Apakah ini yang dinamakan penyelundupan Pasal di dalam Undang-Undang?
--- 000 ---
LAMPIRAN
Undang-Undang Nomor 7
Tahun 1992 tentang Perbankan
Pasal 41
(1) Untuk
kepentingan perpajakan, Pimpinan Bank Indonesia atas permintaan Menteri
Keuangan berwenang mengeluarkan perintah tertulis kepada bank agar memberikan
keterangan dan memperlihatkan bukti-bukti tertulis serta surat-surat mengenai
keadaan keuangan Nasabah Penyimpan tertentu kepada pejabat pajak.
(2) Perintah
tertulis sebagaimana dimaksud dalam ayat (1), harus menyebutkan nama pejabat
pajak dan nama nasabah wajib pajak yang dikehendaki keterangannya.
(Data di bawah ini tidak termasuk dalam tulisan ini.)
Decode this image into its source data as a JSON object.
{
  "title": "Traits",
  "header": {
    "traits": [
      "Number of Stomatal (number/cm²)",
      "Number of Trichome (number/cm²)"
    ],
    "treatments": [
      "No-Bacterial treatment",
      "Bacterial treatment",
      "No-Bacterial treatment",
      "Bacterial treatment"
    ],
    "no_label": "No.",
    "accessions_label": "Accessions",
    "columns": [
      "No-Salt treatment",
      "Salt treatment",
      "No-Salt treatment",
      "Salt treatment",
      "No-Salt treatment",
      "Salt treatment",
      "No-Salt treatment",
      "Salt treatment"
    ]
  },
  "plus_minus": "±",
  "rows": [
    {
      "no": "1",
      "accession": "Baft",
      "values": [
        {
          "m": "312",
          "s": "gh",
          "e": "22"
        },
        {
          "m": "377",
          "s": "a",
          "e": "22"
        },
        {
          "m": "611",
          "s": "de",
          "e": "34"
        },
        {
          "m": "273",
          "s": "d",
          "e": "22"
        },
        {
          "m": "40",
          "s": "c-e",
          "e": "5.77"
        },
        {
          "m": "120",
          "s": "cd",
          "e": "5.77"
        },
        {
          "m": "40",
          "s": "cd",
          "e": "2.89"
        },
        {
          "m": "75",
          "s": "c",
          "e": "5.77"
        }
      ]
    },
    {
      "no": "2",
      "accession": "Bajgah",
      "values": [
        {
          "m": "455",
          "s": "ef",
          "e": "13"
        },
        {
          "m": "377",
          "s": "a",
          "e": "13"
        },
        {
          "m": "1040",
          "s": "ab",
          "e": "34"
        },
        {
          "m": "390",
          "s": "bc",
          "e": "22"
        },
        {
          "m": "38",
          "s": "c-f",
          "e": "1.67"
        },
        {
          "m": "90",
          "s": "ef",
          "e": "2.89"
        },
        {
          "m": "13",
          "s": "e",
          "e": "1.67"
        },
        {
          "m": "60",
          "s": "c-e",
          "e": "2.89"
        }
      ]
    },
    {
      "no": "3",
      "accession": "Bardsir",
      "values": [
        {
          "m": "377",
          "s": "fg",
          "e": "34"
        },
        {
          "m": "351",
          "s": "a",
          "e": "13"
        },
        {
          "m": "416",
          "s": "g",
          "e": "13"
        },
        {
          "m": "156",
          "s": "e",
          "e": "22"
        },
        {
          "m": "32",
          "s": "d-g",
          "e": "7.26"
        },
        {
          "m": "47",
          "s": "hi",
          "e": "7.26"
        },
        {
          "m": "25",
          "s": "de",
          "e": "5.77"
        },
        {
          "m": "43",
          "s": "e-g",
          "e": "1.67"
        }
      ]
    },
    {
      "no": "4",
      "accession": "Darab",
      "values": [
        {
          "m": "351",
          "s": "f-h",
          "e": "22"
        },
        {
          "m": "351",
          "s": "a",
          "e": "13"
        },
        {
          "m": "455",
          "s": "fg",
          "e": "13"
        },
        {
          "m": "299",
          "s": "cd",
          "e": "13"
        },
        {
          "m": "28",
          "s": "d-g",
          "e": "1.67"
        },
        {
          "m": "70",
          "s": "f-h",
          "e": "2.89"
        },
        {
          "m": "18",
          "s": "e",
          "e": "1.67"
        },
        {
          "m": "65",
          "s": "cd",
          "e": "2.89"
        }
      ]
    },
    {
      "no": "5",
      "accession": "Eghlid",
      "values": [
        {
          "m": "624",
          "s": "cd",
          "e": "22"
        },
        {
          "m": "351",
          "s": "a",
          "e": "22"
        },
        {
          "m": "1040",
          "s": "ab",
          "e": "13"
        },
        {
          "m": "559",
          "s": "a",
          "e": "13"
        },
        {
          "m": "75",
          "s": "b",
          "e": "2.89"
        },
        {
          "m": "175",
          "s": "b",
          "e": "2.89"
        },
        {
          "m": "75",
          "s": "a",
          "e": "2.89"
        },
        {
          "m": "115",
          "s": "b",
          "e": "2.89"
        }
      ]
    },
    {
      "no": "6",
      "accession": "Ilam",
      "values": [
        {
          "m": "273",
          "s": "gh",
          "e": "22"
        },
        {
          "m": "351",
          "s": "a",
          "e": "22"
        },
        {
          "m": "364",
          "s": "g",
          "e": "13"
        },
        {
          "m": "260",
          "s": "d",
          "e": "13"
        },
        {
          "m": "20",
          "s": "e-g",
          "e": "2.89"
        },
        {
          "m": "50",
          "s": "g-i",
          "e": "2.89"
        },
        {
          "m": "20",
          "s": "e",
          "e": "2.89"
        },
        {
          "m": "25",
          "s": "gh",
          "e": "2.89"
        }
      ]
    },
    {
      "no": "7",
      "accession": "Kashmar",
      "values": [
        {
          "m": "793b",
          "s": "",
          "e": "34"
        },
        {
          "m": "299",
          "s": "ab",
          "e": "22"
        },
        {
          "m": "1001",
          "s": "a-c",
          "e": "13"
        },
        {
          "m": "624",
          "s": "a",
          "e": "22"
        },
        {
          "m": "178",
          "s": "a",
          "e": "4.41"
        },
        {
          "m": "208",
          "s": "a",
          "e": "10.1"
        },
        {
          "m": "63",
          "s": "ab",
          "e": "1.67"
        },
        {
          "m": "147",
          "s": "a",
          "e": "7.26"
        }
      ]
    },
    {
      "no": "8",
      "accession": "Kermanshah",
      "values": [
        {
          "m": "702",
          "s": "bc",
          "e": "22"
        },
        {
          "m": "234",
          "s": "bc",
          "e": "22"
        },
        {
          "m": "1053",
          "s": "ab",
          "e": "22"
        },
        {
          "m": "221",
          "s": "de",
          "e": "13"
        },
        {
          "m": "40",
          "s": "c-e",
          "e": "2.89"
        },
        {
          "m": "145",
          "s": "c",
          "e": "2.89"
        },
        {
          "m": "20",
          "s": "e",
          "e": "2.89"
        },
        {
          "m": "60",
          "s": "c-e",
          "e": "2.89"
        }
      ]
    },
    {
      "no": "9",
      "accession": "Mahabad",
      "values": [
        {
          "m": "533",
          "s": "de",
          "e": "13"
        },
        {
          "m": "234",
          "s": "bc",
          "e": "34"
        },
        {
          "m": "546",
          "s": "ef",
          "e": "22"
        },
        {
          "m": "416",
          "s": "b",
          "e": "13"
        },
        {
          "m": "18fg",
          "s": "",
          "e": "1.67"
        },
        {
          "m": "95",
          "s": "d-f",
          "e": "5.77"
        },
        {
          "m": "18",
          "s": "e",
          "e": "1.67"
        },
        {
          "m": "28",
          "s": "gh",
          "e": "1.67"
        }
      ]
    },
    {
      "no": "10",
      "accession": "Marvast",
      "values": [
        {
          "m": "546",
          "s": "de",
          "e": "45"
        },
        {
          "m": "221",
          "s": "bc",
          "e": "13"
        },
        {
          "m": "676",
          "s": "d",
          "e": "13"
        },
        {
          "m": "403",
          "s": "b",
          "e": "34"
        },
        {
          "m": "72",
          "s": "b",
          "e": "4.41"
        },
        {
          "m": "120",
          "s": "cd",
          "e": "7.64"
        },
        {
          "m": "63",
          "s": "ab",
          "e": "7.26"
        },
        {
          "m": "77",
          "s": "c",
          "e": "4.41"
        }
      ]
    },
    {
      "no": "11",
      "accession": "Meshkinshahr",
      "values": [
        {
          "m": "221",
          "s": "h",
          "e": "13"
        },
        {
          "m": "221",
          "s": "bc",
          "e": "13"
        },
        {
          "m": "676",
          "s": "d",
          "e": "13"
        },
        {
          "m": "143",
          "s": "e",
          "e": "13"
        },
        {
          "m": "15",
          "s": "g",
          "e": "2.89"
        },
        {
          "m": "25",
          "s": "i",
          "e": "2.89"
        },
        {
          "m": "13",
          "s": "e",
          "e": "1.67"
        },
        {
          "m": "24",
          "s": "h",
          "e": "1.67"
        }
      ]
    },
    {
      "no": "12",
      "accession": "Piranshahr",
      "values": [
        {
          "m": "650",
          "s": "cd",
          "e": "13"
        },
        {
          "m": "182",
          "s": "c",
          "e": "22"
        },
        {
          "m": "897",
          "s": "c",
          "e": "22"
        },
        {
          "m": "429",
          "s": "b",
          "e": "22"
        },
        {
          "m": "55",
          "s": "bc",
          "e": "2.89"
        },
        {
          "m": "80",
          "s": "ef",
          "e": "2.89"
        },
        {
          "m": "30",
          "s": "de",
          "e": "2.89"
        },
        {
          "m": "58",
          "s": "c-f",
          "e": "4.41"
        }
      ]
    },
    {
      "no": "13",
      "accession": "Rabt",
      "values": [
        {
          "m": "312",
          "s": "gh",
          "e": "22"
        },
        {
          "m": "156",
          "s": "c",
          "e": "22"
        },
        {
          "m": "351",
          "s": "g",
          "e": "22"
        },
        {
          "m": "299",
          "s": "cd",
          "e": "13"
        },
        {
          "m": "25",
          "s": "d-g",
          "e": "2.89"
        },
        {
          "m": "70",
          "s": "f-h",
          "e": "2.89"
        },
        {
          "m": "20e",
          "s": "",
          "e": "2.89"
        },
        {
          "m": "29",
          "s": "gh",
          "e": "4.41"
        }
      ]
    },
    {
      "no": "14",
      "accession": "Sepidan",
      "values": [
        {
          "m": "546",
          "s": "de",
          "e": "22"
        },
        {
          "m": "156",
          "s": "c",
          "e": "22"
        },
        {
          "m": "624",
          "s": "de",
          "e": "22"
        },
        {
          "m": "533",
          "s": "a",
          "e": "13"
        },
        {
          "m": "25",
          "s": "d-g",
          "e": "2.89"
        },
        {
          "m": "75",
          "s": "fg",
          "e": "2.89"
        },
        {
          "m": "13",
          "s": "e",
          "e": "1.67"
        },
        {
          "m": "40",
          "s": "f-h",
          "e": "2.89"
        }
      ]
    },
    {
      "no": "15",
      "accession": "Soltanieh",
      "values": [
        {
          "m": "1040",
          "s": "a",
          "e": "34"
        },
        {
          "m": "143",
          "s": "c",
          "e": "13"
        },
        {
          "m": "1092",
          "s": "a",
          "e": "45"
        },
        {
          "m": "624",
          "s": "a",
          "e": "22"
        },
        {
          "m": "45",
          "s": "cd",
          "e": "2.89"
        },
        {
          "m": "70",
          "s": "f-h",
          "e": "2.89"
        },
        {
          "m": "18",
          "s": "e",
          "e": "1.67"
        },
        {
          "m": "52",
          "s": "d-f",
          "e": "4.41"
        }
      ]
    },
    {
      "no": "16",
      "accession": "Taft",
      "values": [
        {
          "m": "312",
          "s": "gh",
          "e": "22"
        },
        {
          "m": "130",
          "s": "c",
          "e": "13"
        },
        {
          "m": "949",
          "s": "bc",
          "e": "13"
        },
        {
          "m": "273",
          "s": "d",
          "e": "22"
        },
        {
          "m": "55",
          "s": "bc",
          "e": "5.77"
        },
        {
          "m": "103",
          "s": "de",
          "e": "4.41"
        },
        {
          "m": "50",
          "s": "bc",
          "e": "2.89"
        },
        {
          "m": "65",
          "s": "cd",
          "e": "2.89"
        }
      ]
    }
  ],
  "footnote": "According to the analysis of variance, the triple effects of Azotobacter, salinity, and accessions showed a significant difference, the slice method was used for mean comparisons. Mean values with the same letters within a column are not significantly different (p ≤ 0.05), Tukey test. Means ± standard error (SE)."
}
Undang-Undang Nomor 8 Tahun 1995 tentang
Pasar Modal
Pasal 47
(1) Kustodian
atau Pihak terafiliasinya dilarang memberikan keterangan mengenai rekening Efek
nasabah kepada Pihak mana pun, kecuali kepada:
a.
Pihak yang ditunjuk secara tertulis oleh
pemegang rekening atau ahli waris pemegang rekening;
b.
Polisi, Jaksa, atau Hakim untuk kepentingan
peradilan perkara pidana;
c. Pengadilan untuk kepentingan peradilan perkara
perdata atas permintaan Pihak-Pihak yang berperkara;
d. Pejabat Pajak untuk kepentingan perpajakan;
e. Bapepam, Bursa Efek, Lembaga Kliring dan
Penjaminan, Emiten, Biro Administrasi Efek, atau Kustodian lain dalam rangka
melaksanakan fungsinya masing-masing; atau
f.
Pihak yang memberikan jasa kepada Kustodian,
termasuk konsultan, Konsultan Hukum, dan Akuntan.
(2) Setiap
Pihak sebagaimana dimaksud dalam ayat (1) huruf a sampai dengan huruf f yang
memperoleh keterangan mengenai rekening Efek nasabah dari Kustodian atau
afiliasinya dilarang memberikan keterangan dimaksud kepada Pihak mana pun,
kecuali diperlukan dalam pelaksanaan fungsinya masing-masing.
(3) Permintaan
untuk memperoleh keterangan mengenai rekening Efek nasabah sebagaimana dimaksud
dalam ayat (1) huruf b, huruf c, dan huruf d diajukan oleh Kepala Kepolisian
Republik Indonesia, Jaksa Agung, Ketua Mahkamah Agung atau pejabat yang
ditunjuk, dan Direktur Jenderal Pajak kepada Bapepam untuk memperoleh persetujuan
dengan menyebutkan nama dan jabatan polisi, jaksa, hakim atau pejabat pajak,
nama atau nomor pemegang rekening, sebab-sebab keterangan diperlukan, dan
alasan permintaan dimaksud.
Undang-Undang Nomor
21 Tahun 2008 tentang Perbankan Syariah
Pasal 41
Bank dan Pihak Terafiliasi wajib merahasiakan keterangan mengenai
Nasabah Penyimpan dan Simpanannya serta Nasabah Investor dan Investasinya.
Pasal 42
(1) Untuk
kepentingan penyidikan pidana perpajakan, pimpinan Bank Indonesia atas
permintaan Menteri Keuangan berwenang mengeluarkan perintah tertulis kepada
Bank agar memberikan keterangan dan memperlihatkan bukti tertulis serta surat
mengenai keadaan keuangan Nasabah Penyimpan atau Nasabah Investor tertentu
kepada pejabat pajak.
(2) Perintah
tertulis sebagaimana dimaksud pada ayat (1) harus menyebutkan nama pejabat
pajak, nama nasabah wajib pajak, dan kasus yang dikehendaki keterangannya.